The dish may sound rather luxurious, buts its origin story traces its roots to something more of a garbage meal used to feed hungry soldiers during World War II.
Carbonara, as it’s known today, is a pasta dish including eggs, pecorino cheese, black pepper, and guanciale — an Italian cured meat product akin to bacon. The noodle of choice varies, but typically stringy varieties like spaghetti, tagliatelle, linguine or bucatini are used.
It’s not certain exactly when Carbonara came to be, but according to Italian pasta archives — yes, these are real, hallowed texts — no official mention was made until the 1950s.
However, according to an Italian newspaper called “La Stampa,” the dish made its first appearance in 1944.
A translation reads: “The initial ingredients, brought by the United States troops, were sure: eggs and bacon. And obviously the pasta, because the raw material is American, but the genius is Italian.”
Rumor has it that when Allied troops moved through Rome, Carbonara was born.
An author and gastronomist named Marco Guarnaschelli Gotti surmised that “when Rome was liberated, food shortages were extreme, and one of the few resources were military rations, distributed by allied troops; these included eggs (powdered) and bacon (smoked bacon), which some unknown genius would have had the idea of mixing while seasoning the pasta.”
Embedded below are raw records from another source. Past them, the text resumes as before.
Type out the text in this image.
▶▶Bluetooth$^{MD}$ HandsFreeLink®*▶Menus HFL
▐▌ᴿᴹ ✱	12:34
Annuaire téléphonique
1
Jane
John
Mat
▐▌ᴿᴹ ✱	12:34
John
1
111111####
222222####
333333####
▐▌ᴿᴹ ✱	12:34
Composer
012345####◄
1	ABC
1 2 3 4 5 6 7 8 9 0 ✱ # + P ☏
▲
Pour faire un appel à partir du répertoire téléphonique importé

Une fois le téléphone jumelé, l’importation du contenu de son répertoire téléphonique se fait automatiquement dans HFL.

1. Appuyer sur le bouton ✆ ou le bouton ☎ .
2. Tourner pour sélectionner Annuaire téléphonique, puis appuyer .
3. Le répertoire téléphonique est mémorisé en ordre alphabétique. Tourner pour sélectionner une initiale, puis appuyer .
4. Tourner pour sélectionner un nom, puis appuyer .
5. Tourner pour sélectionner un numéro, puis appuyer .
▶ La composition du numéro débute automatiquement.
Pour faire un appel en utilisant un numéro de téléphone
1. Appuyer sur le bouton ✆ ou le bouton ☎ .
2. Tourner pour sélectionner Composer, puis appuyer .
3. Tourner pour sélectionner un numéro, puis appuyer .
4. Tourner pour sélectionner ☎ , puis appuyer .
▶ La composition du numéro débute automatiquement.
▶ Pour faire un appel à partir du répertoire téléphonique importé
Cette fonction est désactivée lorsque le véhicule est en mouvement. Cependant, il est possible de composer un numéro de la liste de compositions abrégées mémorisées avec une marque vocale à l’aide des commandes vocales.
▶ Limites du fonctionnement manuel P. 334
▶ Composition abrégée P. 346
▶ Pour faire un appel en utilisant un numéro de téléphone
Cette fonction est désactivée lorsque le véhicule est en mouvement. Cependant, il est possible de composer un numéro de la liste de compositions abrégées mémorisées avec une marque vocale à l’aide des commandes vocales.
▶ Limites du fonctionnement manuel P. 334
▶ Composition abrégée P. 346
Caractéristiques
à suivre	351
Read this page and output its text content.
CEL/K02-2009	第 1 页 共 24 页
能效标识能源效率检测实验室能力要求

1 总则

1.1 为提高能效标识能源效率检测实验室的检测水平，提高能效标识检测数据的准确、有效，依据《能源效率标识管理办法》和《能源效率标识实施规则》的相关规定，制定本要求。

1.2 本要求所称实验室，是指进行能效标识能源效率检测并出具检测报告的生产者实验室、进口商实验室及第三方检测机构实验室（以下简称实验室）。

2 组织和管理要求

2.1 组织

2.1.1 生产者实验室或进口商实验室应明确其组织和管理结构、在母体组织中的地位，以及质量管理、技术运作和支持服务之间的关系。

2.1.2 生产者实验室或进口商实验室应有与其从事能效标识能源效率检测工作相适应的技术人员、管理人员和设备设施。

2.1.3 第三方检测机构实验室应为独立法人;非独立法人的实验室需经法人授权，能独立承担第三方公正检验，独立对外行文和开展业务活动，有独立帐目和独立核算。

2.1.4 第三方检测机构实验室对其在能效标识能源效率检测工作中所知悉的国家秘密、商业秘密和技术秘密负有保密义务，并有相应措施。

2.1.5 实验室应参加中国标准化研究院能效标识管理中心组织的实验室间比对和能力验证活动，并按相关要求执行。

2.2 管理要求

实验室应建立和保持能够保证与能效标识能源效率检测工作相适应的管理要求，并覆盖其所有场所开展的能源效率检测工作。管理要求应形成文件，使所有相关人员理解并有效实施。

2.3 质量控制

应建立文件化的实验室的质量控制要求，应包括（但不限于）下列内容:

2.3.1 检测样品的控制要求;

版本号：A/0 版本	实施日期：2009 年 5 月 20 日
Popular theories suggest that a Bolognese chef named Renato Gualandi, who, according to some accounts was serving in the Italian Army at the time, was responsible for the dish’s origin. Gualandi was reportedly commissioned by U.S. and British troops to cook for them during the liberation of Rome.
“The recipe was born in Rome, almost by chance, again in 1944, when Gualandi was a fellow soldier and found himself having to fulfill the request of two generals, an American and an Englishman, who wanted to eat,” Italian magazine Gambero Rosso recounts.
In his memoir, Gualandi said the dish was developed to cook for mass amounts of soldiers using what was available in ration form.
According to one translation, Gualandi wrote, “The Americans had fantastic bacon, delicious milk cream, cheese, and egg red [dried?] powder. I put it all together and served this pasta to the generals and officers for dinner. At the last moment, I decided to put black pepper which gave off an excellent flavor.”
None of this, unfortunately, can be corroborated with any certainty. The New York Times did note that one food journalist wrote an account of the delicious “Pasta alla Carbonara” in 1954 in the Roman neighborhood of Trastevere.
However it was invented, Carbonara certainly blows most modern-day DFAC food out of the water.